Money market Mutual Funds

04/05/2020 0 By indiafreenotes

A money market fund (also called a money market mutual fund) is an open-ended mutual fund that invests in short-term debt securities such as US Treasury bills and commercial paper. Money market funds are managed with the goal of maintaining a highly stable asset value through liquid investments, while paying income to investors in the form of dividends. Although they are not insured against loss, actual losses have been quite rare in practice.

Money market mutual funds (MMF) invest in short-term debt instruments, cash, and cash equivalents that are rated high quality. It is for this reason that money market mutual funds are considered safe or investment with minimal to low risk. As these funds invest in high-quality instruments, they offer a predictable risk-free return rate.

Money market mutual funds (MMMF) are used to manage short-term cash needs. These funds are open-ended in the debt fund category and deal only in cash or cash equivalents. Money market securities have an average maturity of one-year; that is why these are termed as money market instruments.

The fund manager invests in high-quality liquid instruments such as treasury bills (T-Bills), repurchase agreements (Repos), commercial papers, and certificates of deposit. Money market funds mainly target earning interest for the unitholders. The primary aim of money market funds is to minimise the fluctuation of the Net Asset Value (NAV) of the fund.

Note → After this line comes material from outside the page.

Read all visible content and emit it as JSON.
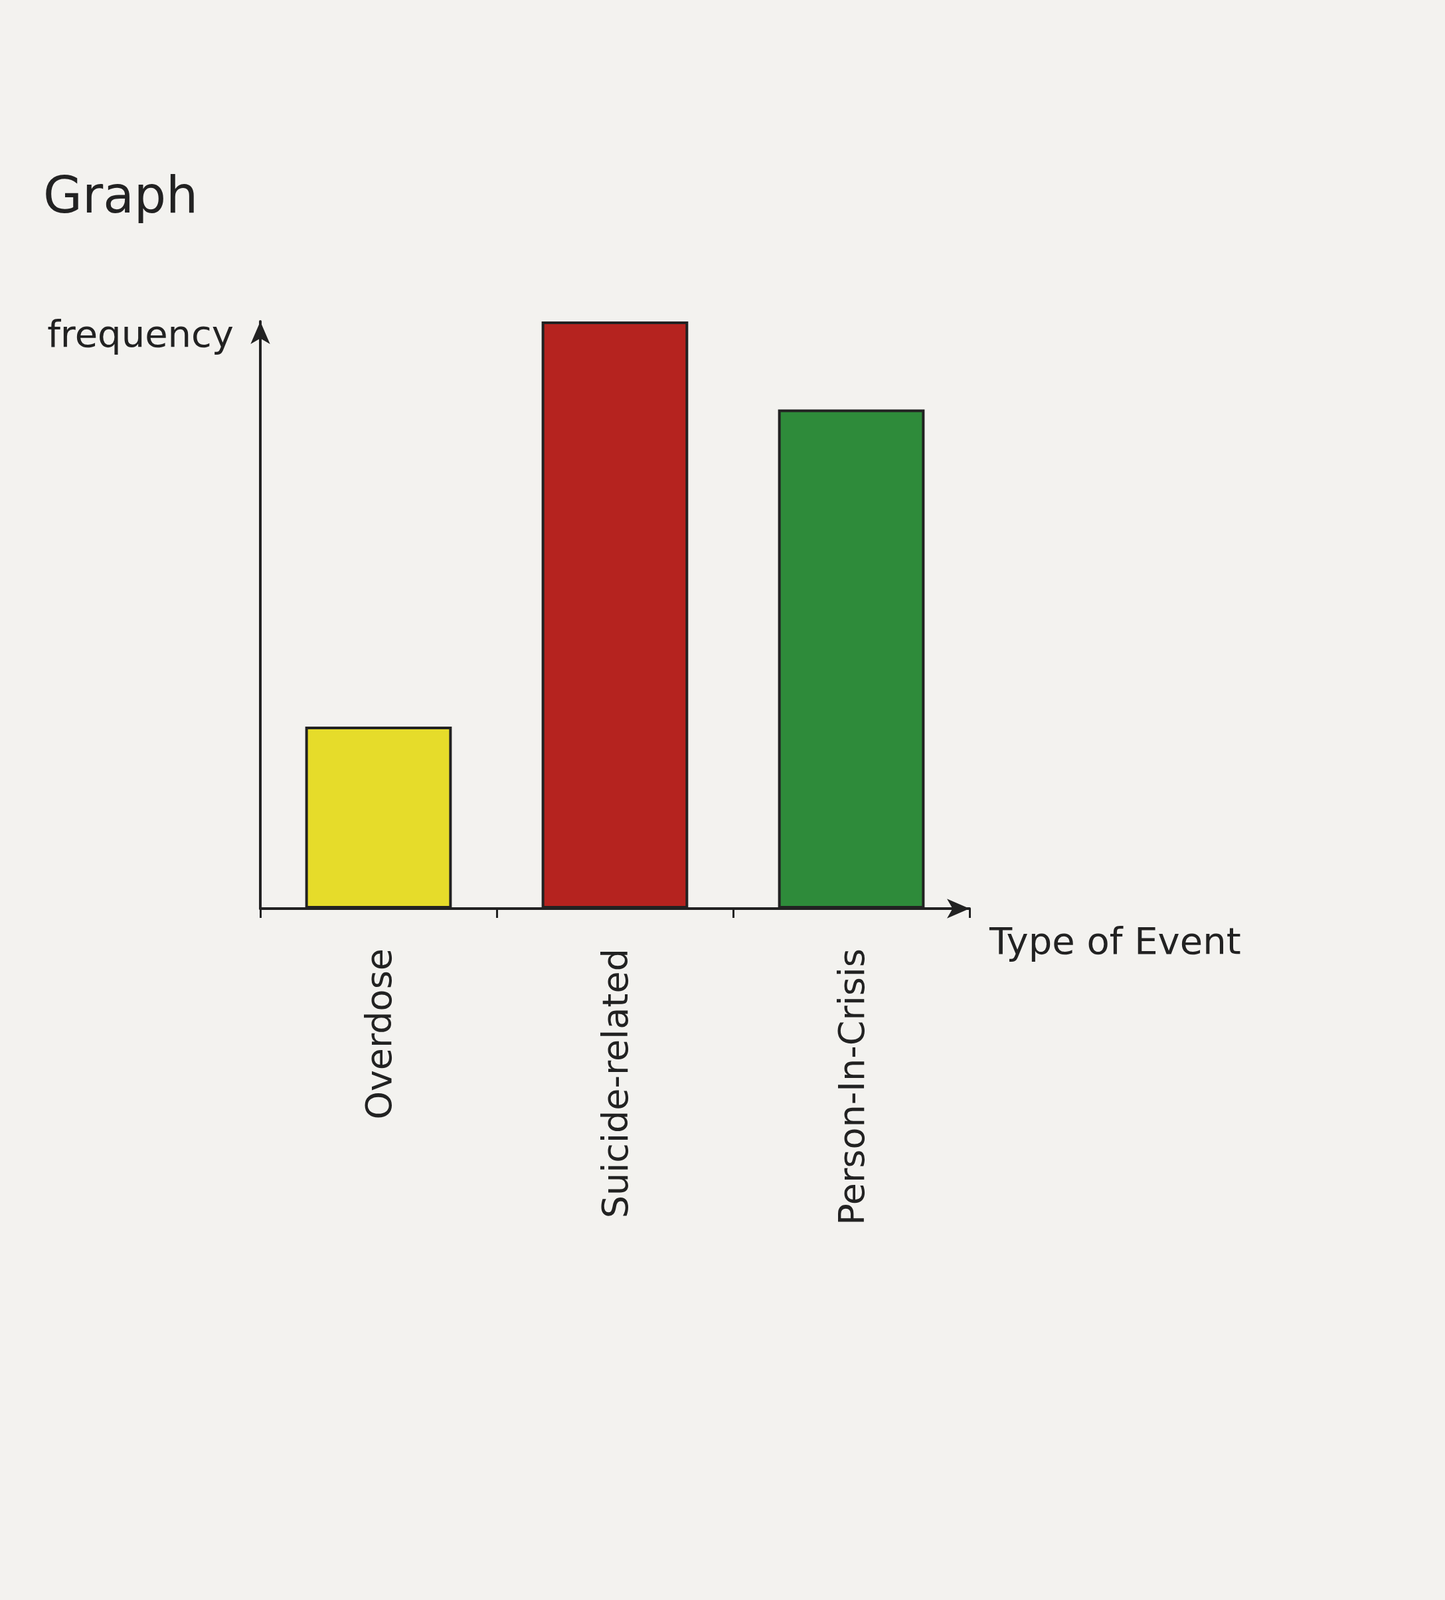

Types of Money Market Instruments

Following are the most popular money market instruments:

  1. Certificate of Deposit (CD)
    These are time deposits such as fixed deposits that are offered by scheduled commercial banks. The only difference between FD and CD is that investors are not allowed to withdraw CD until maturity.
  2. Commercial Paper (CPs)
    These are issued by companies and financial institutions which have a high credit rating. Commercial papers are also known as promissory notes, commercial papers are unsecured instruments, which are issued at the discounted rate and redeemed at face value.
  3. Treasury Bills (T-bills)
    T-bills are issued by the Government of India to raise money for a short-term of up to 365 days. Treasury bills are considered one of the safest instruments as the government backs these. The rate of return, also known as the risk-free rate, is low on T-bills as compared to all other instruments.
  4. Repurchase Agreements (Repos)
    It is an agreement under which RBI lends money to commercial banks. It involves the sale and purchase of agreement at the same time.

A money market fund tries to offer the highest short-term income by maintaining a well-diversified portfolio of money market instruments. Investors having a short investment horizon of up to one year may invest in these funds.

Those individuals with low-risk appetite having their surplus cash parked in a savings bank account can invest in money market funds. These funds have the potential to offer higher returns than a regular savings bank account. The investors could be corporate as well as retail investors.

If you have a medium to long-term investment horizon, then money market fund won’t be an ideal option. Instead, you may go for dynamic bond funds or balanced funds, which are capable of providing relatively higher returns.

Things to Consider as an Investor

  1. Risk
    Money market funds face interest rate risk, credit risk, and reinvestment risk. In interest rate risk, the prices of the underlying asset increases as interest rates decline and decrease as interest rates rise. The fund manager may invest in risky securities which have a higher probability of default.
  2. Return
    Money market funds have the potential to offer higher returns than a regular savings bank account. However, the returns are not guaranteed. The Net asset value (NAV) fluctuates with changes in the overall interest rate regime. A fall in interest rates may increase the prices of an underlying asset and deliver good returns.
  3. Costs
    Expense ratio refers to the fee charged by fund houses to manage your investment. SEBI has capped the expense ratio at 1.05%. As the assets under management (AUM) increases, the scheme tends to reduce the cost of operations.
  4. Investment Horizon
    Money market funds are suitable for very short-term to short-term investment horizons, i.e. three months to one year. For medium-term horizons, you may invest in other debt funds like dynamic bond funds.
  5. Financial Goals
    If you have to make EMI payments or invest extra cash while maintaining liquidity, then you can use money market funds. A small portion of your portfolio can be invested in these for diversification.
  6. Tax on Gains
    Investing in debt funds provides you with taxable capital gains. The tax rate depends on the holding period, i.e. for how long you stayed invested in the fund. You make a Short-term Capital Gain (STCG) when you stay invested for a period of fewer than three years.

Long-term Capital Gains (LTCG) are made when you stay invested for over three years. STCG from money market funds are added to your income and taxed according to your income slab. LTCG from money market funds is taxed at the flat rate of 20% after indexation.